Working Out at Altitude: A Primer

140443605 (1)
If you’ve ever traveled to a place with a higher altitude than what you’re used to, you’ve likely  likely experienced shortness of breath or light-headedness or some variant of altitude sickness. This is because your body had to work harder to get oxygen to your cells, muscles and brain since there is less of it in the air around you. Now take that to the next level and try working out at this higher altitude. Maybe go for a run or a hike and you will certainly feel more out of shape than expected. You may even be one of the most in-shape people on the hike, but the fact that your body is not getting its expected amount of oxygen will leave your body tired.

Why people do it
Many athletes travel to places that are known for having an abundance of high altitude locations (like Colorado).  Here they are able to push the limits of their body with less oxygen, helping them perform better at lower altitudes where their competitors live.

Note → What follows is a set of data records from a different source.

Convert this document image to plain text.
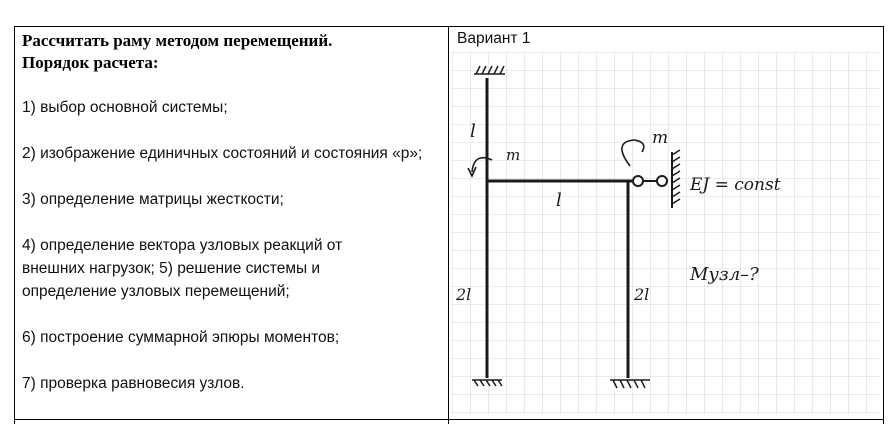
Рассчитать раму методом перемещений.
Порядок расчета:

1) выбор основной системы;

2) изображение единичных состояний и состояния «р»;

3) определение матрицы жесткости;

4) определение вектора узловых реакций от внешних нагрузок; 5) решение системы и определение узловых перемещений;

6) построение суммарной эпюры моментов;

7) проверка равновесия узлов.

Вариант 1
l
m
m
l
EJ = const
Mузл–?
2l	2l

Slow and Steady wins the Race
If you’re just starting to work out in altitude, it’s important that you take it slow and consistent. When I first started living in Denver, I was unable to run a mile without stopping. This continued for the first couple of weeks and before I knew it, I was able to stay at a consistent pace without having to stop and walk.

Stay hydrated
It’s important that when working out in altitude, you consume more water than normal. Since you’re so much higher with way less oxygen in the air, your body will begin to dehydrate much faster than at lower altitudes. Most high altitude climates are also extremely dry and the sun may feel more powerful. This will also dehydrate you faster, resulting in a headache, which is a common symptom of people adjusting to higher elevation.

Don’t Push it!
Another important aspect of starting to work out in altitude is the simple fact that it will take time for your body to adjust. Working out at altitude is really hard and it’s better to give yourself a breather than over do it and get sick. Your body will naturally adjust over time, opening up to a whole new world of physical growth and mental perseverance. So hang in there.